Occasionally, an airline supervisor may be required to handle your bags, but it is not usually a significant issue. Your information will be needed to complete a declaration card, in which you must state that your firearms are unloaded, and they will place it in your case. You will be taken care of by most agents without batting an eye.
Make sure you declare your firearms and ammunition every time you travel, so don’t forget to do so if you switch airlines after you have declared them. “Firearm Declaration Slip” can be found online.
The act of declaring a gun is nothing to be embarrassed about, and you won’t get funny looks or be treated suspiciously. It isn’t the first time an agent has encountered a gun since starting their shift, and your gun probably won’t even be the strangest thing they’ve encountered since they started.
To declare a firearm, simply approach the ticket counter inside the airport and let the agent know. In addition to a card that you fill out with your contact information, they will inspect your gun for proper storage. If the case has been locked, the agent will confirm it.
Normally, your case is good to go after a few questions about the accessories and ammunition you’ve got. However, the agent may want to examine the case inside and out.
You must open the case in those cases, and you must demonstrate respect for the four golden rules of gun safety. Counter agents should not touch your guns under any circumstances.
You should not give your firearms to airline agents or TSA agents. An officer from the law enforcement department should intervene if they feel it requires an inspection.
Keep your eyes on announcements and pages as soon as you leave the airport and pass-through security to determine whether you will need to return to the luggage checkpoint.
Usually, declaring your income is a quick and simple process, although there are times when it might take a little bit longer. If that’s the case, you should allow yourself at least an additional hour.
Getting Your Gun From Baggage Claim
When you land, you may have to pick up large or unusual luggage, like skis, instead of your other checked baggage if you have checked the cases as individual pieces rather than as checked baggage.

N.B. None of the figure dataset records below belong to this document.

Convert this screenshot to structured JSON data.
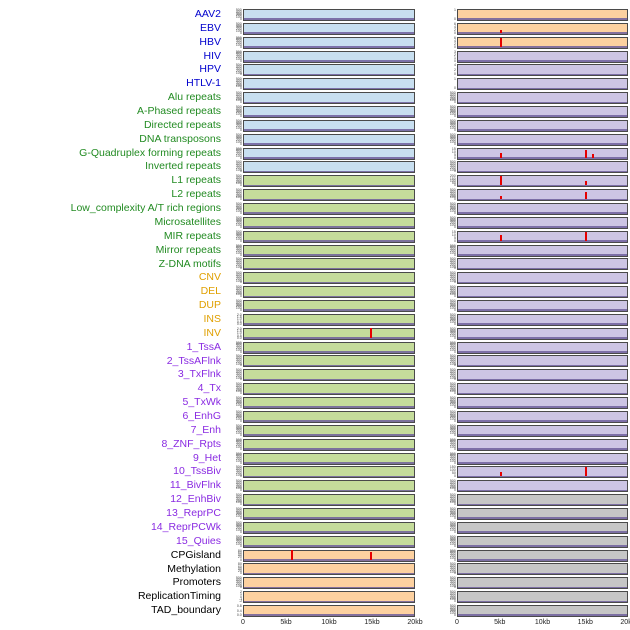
{
  "palette": {
    "panel_blue": "#c8dff0",
    "panel_green": "#c5dc9b",
    "panel_orange": "#fdd1a0",
    "panel_purple": "#cdc5e4",
    "panel_gray": "#c6c6c6",
    "label_virus": "#0000cd",
    "label_repeat": "#228b22",
    "label_sv": "#e0a000",
    "label_chromatin": "#8a2be2",
    "label_other": "#000000",
    "spike": "#e60000",
    "baseline": "#6f5f9c",
    "panel_border": "#4a4a4a",
    "axis_text": "#222222",
    "tick_text": "#444444"
  },
  "chart_data": {
    "type": "line",
    "description": "Small-multiple density tracks of genomic features across a 0-20kb window; two panel columns per feature; red spikes mark enriched positions",
    "x_axis": {
      "ticks": [
        "0",
        "5kb",
        "10kb",
        "15kb",
        "20kb"
      ],
      "range_kb": [
        0,
        20
      ]
    },
    "default_yticks": [
      "0",
      "100",
      "200",
      "300",
      "400",
      "500"
    ],
    "rows": [
      {
        "label": "AAV2",
        "group": "virus",
        "left_bg": "panel_blue",
        "right_bg": "panel_orange",
        "right_ticks": [
          "0",
          "1"
        ]
      },
      {
        "label": "EBV",
        "group": "virus",
        "left_bg": "panel_blue",
        "right_bg": "panel_orange",
        "right_ticks": [
          "0",
          "2",
          "4",
          "6"
        ],
        "right_spikes": [
          {
            "x": 5,
            "h": 0.3
          }
        ]
      },
      {
        "label": "HBV",
        "group": "virus",
        "left_bg": "panel_blue",
        "right_bg": "panel_orange",
        "right_ticks": [
          "0",
          "2",
          "4",
          "6"
        ],
        "right_spikes": [
          {
            "x": 5,
            "h": 0.9
          }
        ]
      },
      {
        "label": "HIV",
        "group": "virus",
        "left_bg": "panel_blue",
        "right_bg": "panel_purple",
        "right_ticks": [
          "0",
          "1",
          "2",
          "3"
        ]
      },
      {
        "label": "HPV",
        "group": "virus",
        "left_bg": "panel_blue",
        "right_bg": "panel_purple",
        "right_ticks": [
          "0",
          "2",
          "4"
        ]
      },
      {
        "label": "HTLV-1",
        "group": "virus",
        "left_bg": "panel_blue",
        "right_bg": "panel_purple",
        "right_ticks": [
          "0",
          "1"
        ]
      },
      {
        "label": "Alu repeats",
        "group": "repeat",
        "left_bg": "panel_blue",
        "right_bg": "panel_purple"
      },
      {
        "label": "A-Phased repeats",
        "group": "repeat",
        "left_bg": "panel_blue",
        "right_bg": "panel_purple"
      },
      {
        "label": "Directed repeats",
        "group": "repeat",
        "left_bg": "panel_blue",
        "right_bg": "panel_purple"
      },
      {
        "label": "DNA transposons",
        "group": "repeat",
        "left_bg": "panel_blue",
        "right_bg": "panel_purple"
      },
      {
        "label": "G-Quadruplex forming repeats",
        "group": "repeat",
        "left_bg": "panel_blue",
        "right_bg": "panel_purple",
        "right_ticks": [
          "0",
          "5",
          "10",
          "15"
        ],
        "right_spikes": [
          {
            "x": 5,
            "h": 0.5
          },
          {
            "x": 15,
            "h": 0.8
          },
          {
            "x": 15.8,
            "h": 0.35
          }
        ]
      },
      {
        "label": "Inverted repeats",
        "group": "repeat",
        "left_bg": "panel_blue",
        "right_bg": "panel_purple"
      },
      {
        "label": "L1 repeats",
        "group": "repeat",
        "left_bg": "panel_green",
        "right_bg": "panel_purple",
        "right_ticks": [
          "0",
          "50",
          "100",
          "150",
          "200"
        ],
        "right_spikes": [
          {
            "x": 5,
            "h": 0.9
          },
          {
            "x": 15,
            "h": 0.45
          }
        ]
      },
      {
        "label": "L2 repeats",
        "group": "repeat",
        "left_bg": "panel_green",
        "right_bg": "panel_purple",
        "right_spikes": [
          {
            "x": 5,
            "h": 0.35
          },
          {
            "x": 15,
            "h": 0.75
          }
        ]
      },
      {
        "label": "Low_complexity A/T rich regions",
        "group": "repeat",
        "left_bg": "panel_green",
        "right_bg": "panel_purple"
      },
      {
        "label": "Microsatellites",
        "group": "repeat",
        "left_bg": "panel_green",
        "right_bg": "panel_purple"
      },
      {
        "label": "MIR repeats",
        "group": "repeat",
        "left_bg": "panel_green",
        "right_bg": "panel_purple",
        "right_ticks": [
          "0",
          "5",
          "10",
          "15"
        ],
        "right_spikes": [
          {
            "x": 5,
            "h": 0.6
          },
          {
            "x": 15,
            "h": 0.85
          }
        ]
      },
      {
        "label": "Mirror repeats",
        "group": "repeat",
        "left_bg": "panel_green",
        "right_bg": "panel_purple"
      },
      {
        "label": "Z-DNA motifs",
        "group": "repeat",
        "left_bg": "panel_green",
        "right_bg": "panel_purple"
      },
      {
        "label": "CNV",
        "group": "sv",
        "left_bg": "panel_green",
        "right_bg": "panel_purple"
      },
      {
        "label": "DEL",
        "group": "sv",
        "left_bg": "panel_green",
        "right_bg": "panel_purple"
      },
      {
        "label": "DUP",
        "group": "sv",
        "left_bg": "panel_green",
        "right_bg": "panel_purple"
      },
      {
        "label": "INS",
        "group": "sv",
        "left_bg": "panel_green",
        "right_bg": "panel_purple",
        "left_ticks": [
          "0.0",
          "0.5",
          "1.0",
          "1.5",
          "2.0"
        ]
      },
      {
        "label": "INV",
        "group": "sv",
        "left_bg": "panel_green",
        "right_bg": "panel_purple",
        "left_ticks": [
          "0.0",
          "0.5",
          "1.0",
          "1.5",
          "2.0"
        ],
        "left_spikes": [
          {
            "x": 14.8,
            "h": 0.95
          }
        ]
      },
      {
        "label": "1_TssA",
        "group": "chromatin",
        "left_bg": "panel_green",
        "right_bg": "panel_purple"
      },
      {
        "label": "2_TssAFlnk",
        "group": "chromatin",
        "left_bg": "panel_green",
        "right_bg": "panel_purple"
      },
      {
        "label": "3_TxFlnk",
        "group": "chromatin",
        "left_bg": "panel_green",
        "right_bg": "panel_purple"
      },
      {
        "label": "4_Tx",
        "group": "chromatin",
        "left_bg": "panel_green",
        "right_bg": "panel_purple"
      },
      {
        "label": "5_TxWk",
        "group": "chromatin",
        "left_bg": "panel_green",
        "right_bg": "panel_purple"
      },
      {
        "label": "6_EnhG",
        "group": "chromatin",
        "left_bg": "panel_green",
        "right_bg": "panel_purple"
      },
      {
        "label": "7_Enh",
        "group": "chromatin",
        "left_bg": "panel_green",
        "right_bg": "panel_purple"
      },
      {
        "label": "8_ZNF_Rpts",
        "group": "chromatin",
        "left_bg": "panel_green",
        "right_bg": "panel_purple"
      },
      {
        "label": "9_Het",
        "group": "chromatin",
        "left_bg": "panel_green",
        "right_bg": "panel_purple"
      },
      {
        "label": "10_TssBiv",
        "group": "chromatin",
        "left_bg": "panel_green",
        "right_bg": "panel_purple",
        "right_ticks": [
          "0",
          "50",
          "100",
          "150"
        ],
        "right_spikes": [
          {
            "x": 5,
            "h": 0.4
          },
          {
            "x": 15,
            "h": 0.9
          }
        ]
      },
      {
        "label": "11_BivFlnk",
        "group": "chromatin",
        "left_bg": "panel_green",
        "right_bg": "panel_purple"
      },
      {
        "label": "12_EnhBiv",
        "group": "chromatin",
        "left_bg": "panel_green",
        "right_bg": "panel_gray"
      },
      {
        "label": "13_ReprPC",
        "group": "chromatin",
        "left_bg": "panel_green",
        "right_bg": "panel_gray"
      },
      {
        "label": "14_ReprPCWk",
        "group": "chromatin",
        "left_bg": "panel_green",
        "right_bg": "panel_gray"
      },
      {
        "label": "15_Quies",
        "group": "chromatin",
        "left_bg": "panel_green",
        "right_bg": "panel_gray"
      },
      {
        "label": "CPGisland",
        "group": "other",
        "left_bg": "panel_orange",
        "right_bg": "panel_gray",
        "left_ticks": [
          "0",
          "20",
          "40",
          "60",
          "80"
        ],
        "left_spikes": [
          {
            "x": 5.5,
            "h": 0.95
          },
          {
            "x": 14.8,
            "h": 0.8
          }
        ]
      },
      {
        "label": "Methylation",
        "group": "other",
        "left_bg": "panel_orange",
        "right_bg": "panel_gray",
        "left_ticks": [
          "0",
          "20",
          "40",
          "60",
          "80"
        ]
      },
      {
        "label": "Promoters",
        "group": "other",
        "left_bg": "panel_orange",
        "right_bg": "panel_gray"
      },
      {
        "label": "ReplicationTiming",
        "group": "other",
        "left_bg": "panel_orange",
        "right_bg": "panel_gray",
        "left_ticks": [
          "-2",
          "-1",
          "0",
          "1",
          "2"
        ]
      },
      {
        "label": "TAD_boundary",
        "group": "other",
        "left_bg": "panel_orange",
        "right_bg": "panel_gray",
        "left_ticks": [
          "0.0",
          "0.4",
          "0.8"
        ]
      }
    ]
  }
}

Most often, they’ll just go down with the rest of the carousel. It’s impossible to explain why this isn’t consistent. You may wish to check the baggage office to see if the gun has been put away with the other strange items if your suitcase has come down the carousel, but your guns haven’t.
Make sure your luggage is still secure before you leave the airport, and nothing is missing. It’s convenient to keep a pocket knife handy on your checked baggage in case it’s zip-tied so you can untie it.
- Checked baggage is required for both ammunition and firearms.
- Guns should be stored in hard cases with non-TSA approved locks.
- A solid container is a safer and more convenient way to store ammunition.
- If you have a firearm, be sure to declare it.
- Become familiar with the rules of the airline you fly with.
- Knowing the laws of the place you’re going to is essential.
That’s it. However, you should still talk to a fellow traveler that has already flown with a gun before you fly with a gun.